Avec une meilleure connaissance des autismes, j’aurais pu être diagnostiquée au moins 10 ans plus tôt.

   Les doutes à mon sujet se sont posés en CE2. Je suis sociable, mais j’ai des réflexions maladroites. Je suis dans la lune, émotive, angoissée, ma façon de parler interpelle, je ne supporte pas l’échec et suis vite désorganisée. La psy scolaire conclut « précocité intellectuelle ». Nous sommes nombreux à avoir reçu un tel diagnostic dans l’enfance, faute de formation des professionnels. Mon cas était pourtant typique à partir du collège : les résultats qui s’effondrent (je réussis sans effort en langues et certaines périodes d’histoire -mes passions, mes résultats dans le reste sont catastrophiques), les problèmes de coordination en EPS, le harcèlement scolaire faute de comprendre les implicites sociaux nouveaux, les problèmes de synthèse, l’émotivité, la naïveté, ces éléments sont écrits noir sur blanc sur mes bulletins. Pourtant, à aucun moment un potentiel souci plus profond n’est évoqué. A la place, on parle de « manque de motivation », « immaturité ». Certains professeurs de lycée feront d’ailleurs tout pour m’empêcher de poursuivre en cursus général, et sans aide pour monter un dossier de protestation, je serais sortie du système, sans baccalauréat, alors que j’ai mené des études universitaires sans difficulté dans mon domaine de prédilection par la suite. Il n’est absolument pas question de critiquer le corps enseignant déjà bien trop épuisé par le manque de considération et de moyens, mais de pointer du doigt les défaillances d’un système.

   Difficile d’espérer mieux dans le médical : je consulte différents spécialistes pour améliorer ma motricité et trouver l’origine de mes somatisations. Même verdict : « C’est dans la tête ». Quand j’irai voir mon ancien pédiatre au moment de mon diagnostic, il balayera l’hypothèse : « Il faut arrêter avec cette mode de l’autisme, tu es trop sociable pour ça. J’ai eu un patient Asperger, il comptait les allumettes. Tu ne fais pas ça. » Même chose chez une médecin pourtant soi-disant spécialiste de l’autisme : « Vous avez eu une naissance difficile, ça vous a traumatisée. » La psychanalyse est encore très puissante en France, on sait pourtant que l’autisme n’apparaît pas à la suite d’un traumatisme mais est un fonctionnement cognitif différent. Mon diagnostic sera finalement posé en centre expert libéral.
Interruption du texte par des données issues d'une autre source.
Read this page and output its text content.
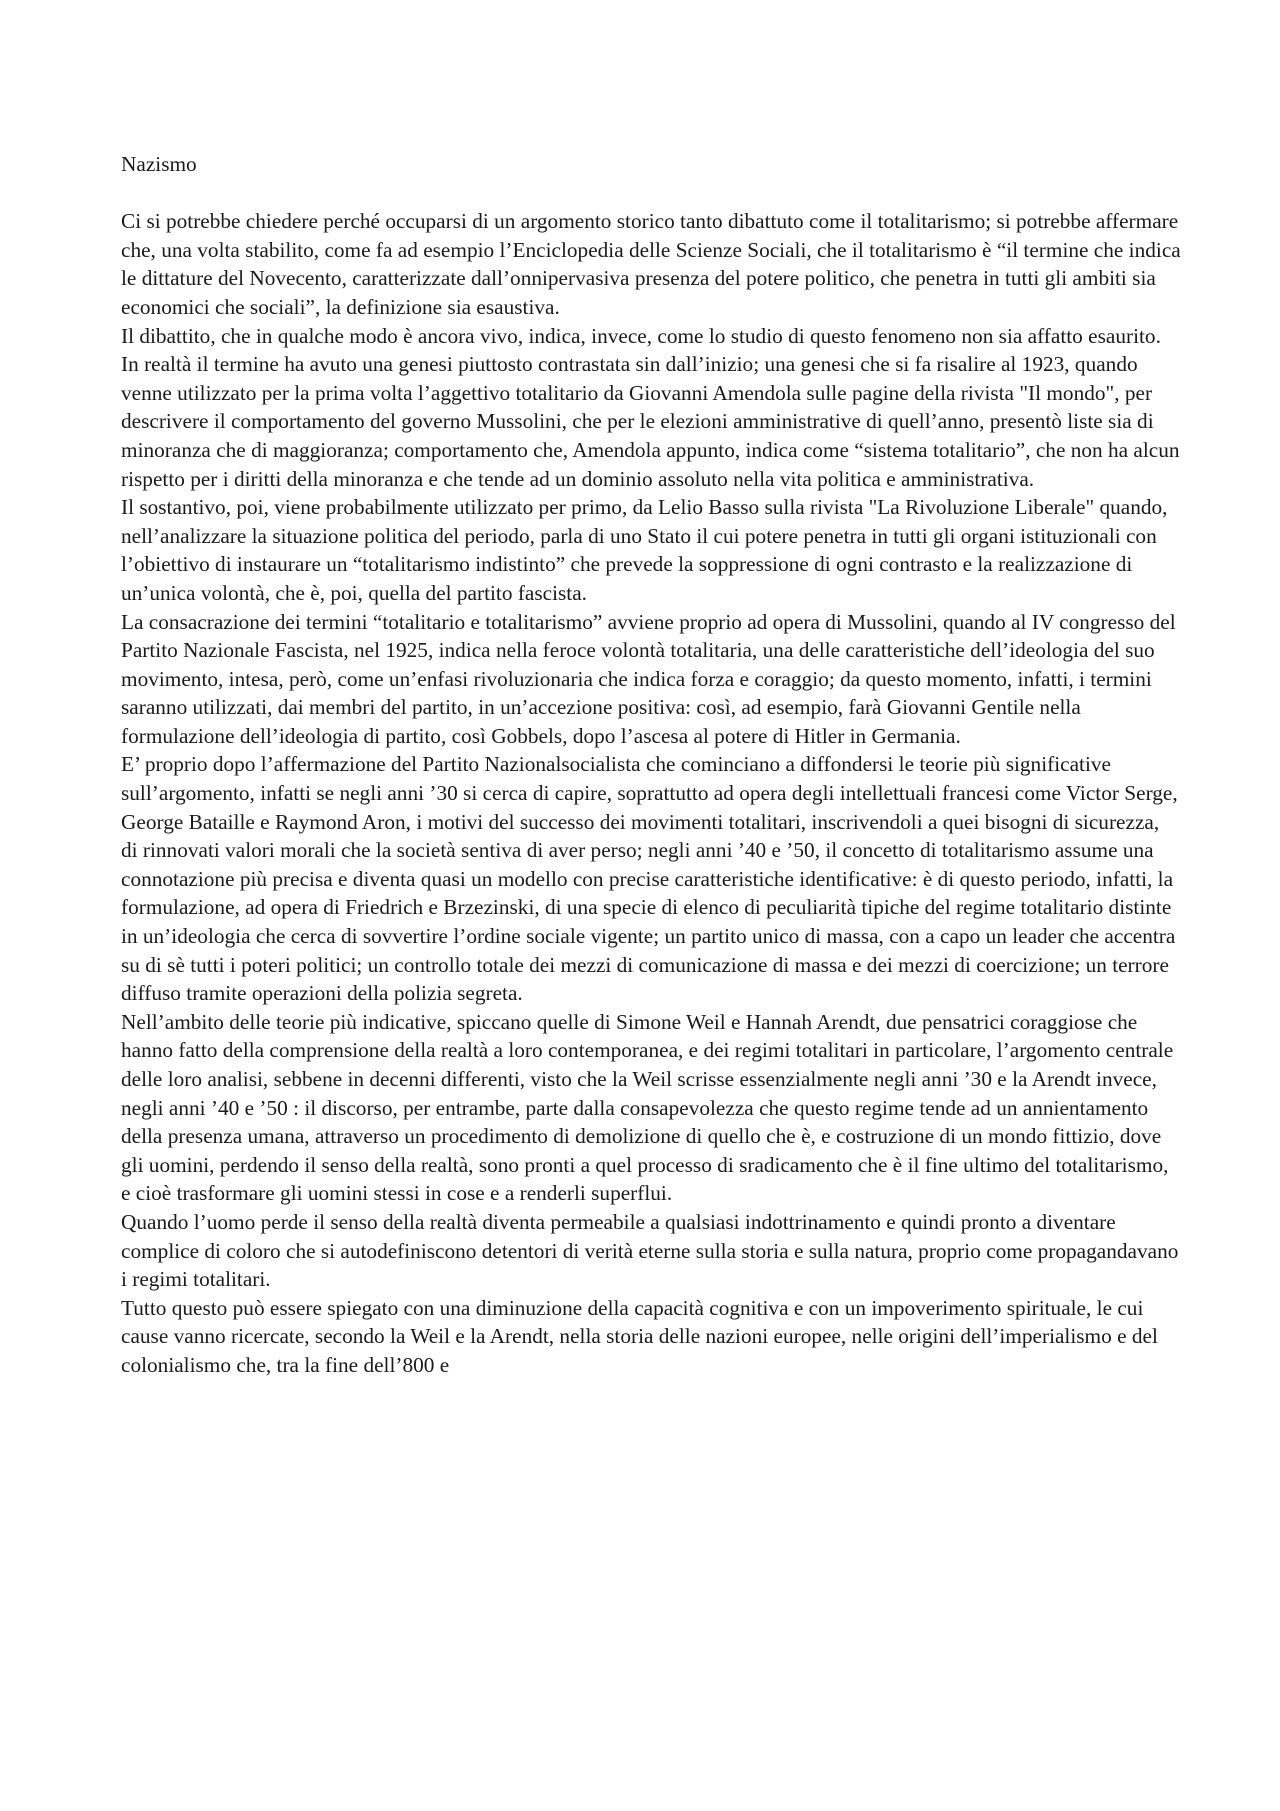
Nazismo

Ci si potrebbe chiedere perché occuparsi di un argomento storico tanto dibattuto come il totalitarismo; si potrebbe affermare che, una volta stabilito, come fa ad esempio l’Enciclopedia delle Scienze Sociali, che il totalitarismo è “il termine che indica le dittature del Novecento, caratterizzate dall’onnipervasiva presenza del potere politico, che penetra in tutti gli ambiti sia economici che sociali”, la definizione sia esaustiva.

Il dibattito, che in qualche modo è ancora vivo, indica, invece, come lo studio di questo fenomeno non sia affatto esaurito.

In realtà il termine ha avuto una genesi piuttosto contrastata sin dall’inizio; una genesi che si fa risalire al 1923, quando venne utilizzato per la prima volta l’aggettivo totalitario da Giovanni Amendola sulle pagine della rivista "Il mondo", per descrivere il comportamento del governo Mussolini, che per le elezioni amministrative di quell’anno, presentò liste sia di minoranza che di maggioranza; comportamento che, Amendola appunto, indica come “sistema totalitario”, che non ha alcun rispetto per i diritti della minoranza e che tende ad un dominio assoluto nella vita politica e amministrativa.

Il sostantivo, poi, viene probabilmente utilizzato per primo, da Lelio Basso sulla rivista "La Rivoluzione Liberale" quando, nell’analizzare la situazione politica del periodo, parla di uno Stato il cui potere penetra in tutti gli organi istituzionali con l’obiettivo di instaurare un “totalitarismo indistinto” che prevede la soppressione di ogni contrasto e la realizzazione di un’unica volontà, che è, poi, quella del partito fascista.

La consacrazione dei termini “totalitario e totalitarismo” avviene proprio ad opera di Mussolini, quando al IV congresso del Partito Nazionale Fascista, nel 1925, indica nella feroce volontà totalitaria, una delle caratteristiche dell’ideologia del suo movimento, intesa, però, come un’enfasi rivoluzionaria che indica forza e coraggio; da questo momento, infatti, i termini saranno utilizzati, dai membri del partito, in un’accezione positiva: così, ad esempio, farà Giovanni Gentile nella formulazione dell’ideologia di partito, così Gobbels, dopo l’ascesa al potere di Hitler in Germania.

E’ proprio dopo l’affermazione del Partito Nazionalsocialista che cominciano a diffondersi le teorie più significative sull’argomento, infatti se negli anni ’30 si cerca di capire, soprattutto ad opera degli intellettuali francesi come Victor Serge, George Bataille e Raymond Aron, i motivi del successo dei movimenti totalitari, inscrivendoli a quei bisogni di sicurezza, di rinnovati valori morali che la società sentiva di aver perso; negli anni ’40 e ’50, il concetto di totalitarismo assume una connotazione più precisa e diventa quasi un modello con precise caratteristiche identificative: è di questo periodo, infatti, la formulazione, ad opera di Friedrich e Brzezinski, di una specie di elenco di peculiarità tipiche del regime totalitario distinte in un’ideologia che cerca di sovvertire l’ordine sociale vigente; un partito unico di massa, con a capo un leader che accentra su di sè tutti i poteri politici; un controllo totale dei mezzi di comunicazione di massa e dei mezzi di coercizione; un terrore diffuso tramite operazioni della polizia segreta.

Nell’ambito delle teorie più indicative, spiccano quelle di Simone Weil e Hannah Arendt, due pensatrici coraggiose che hanno fatto della comprensione della realtà a loro contemporanea, e dei regimi totalitari in particolare, l’argomento centrale delle loro analisi, sebbene in decenni differenti, visto che la Weil scrisse essenzialmente negli anni ’30 e la Arendt invece, negli anni ’40 e ’50 : il discorso, per entrambe, parte dalla consapevolezza che questo regime tende ad un annientamento della presenza umana, attraverso un procedimento di demolizione di quello che è, e costruzione di un mondo fittizio, dove gli uomini, perdendo il senso della realtà, sono pronti a quel processo di sradicamento che è il fine ultimo del totalitarismo, e cioè trasformare gli uomini stessi in cose e a renderli superflui.

Quando l’uomo perde il senso della realtà diventa permeabile a qualsiasi indottrinamento e quindi pronto a diventare complice di coloro che si autodefiniscono detentori di verità eterne sulla storia e sulla natura, proprio come propagandavano i regimi totalitari.

Tutto questo può essere spiegato con una diminuzione della capacità cognitiva e con un impoverimento spirituale, le cui cause vanno ricercate, secondo la Weil e la Arendt, nella storia delle nazioni europee, nelle origini dell’imperialismo e del colonialismo che, tra la fine dell’800 e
Pour les personnes ayant peu de moyens et n’habitant pas la région parisienne, l’attente peut aller jusqu’à 4 ans, insoutenable quand on est déjà souvent dans une détresse psychologique.

   Si la société était plus informée sur les fonctionnements cognitifs différents et que l’Etat prenait vraiment des mesures adéquates, la prise en charge serait plus adaptée et on ne se retrouverait surement pas avec des milliers d’adultes diagnostiqués autistes après avoir traversé des dépressions, des échecs scolaires, des problèmes d’emploi ou des envies suicidaires, ne sachant pas bien ce « qui ne va pas chez eux ».

   Même si ça n’engage que moi, je fais partie de ceux qui considèrent leur autisme non pas comme un trouble qu’il faut « vaincre », mais comme une façon de voir le monde différemment. S’il n’est pas toujours facile de vivre en tant qu’autiste dans une société très normative, où le mérite et l’ascension sociale sont encensés, où toute différence est perçue comme une déficience, je me dis que sans autisme, je n’aurais pas cette intégrité, cette spontanéité, cette sensibilité, bref, ma personnalité, et qu’avant de s’obstiner à toujours stigmatiser, il serait bon de travailler à l’éviction des clichés. Avec plus de 650 000 autistes en France, et autant de talents potentiels, il serait temps que l’on puisse trouver notre place en société.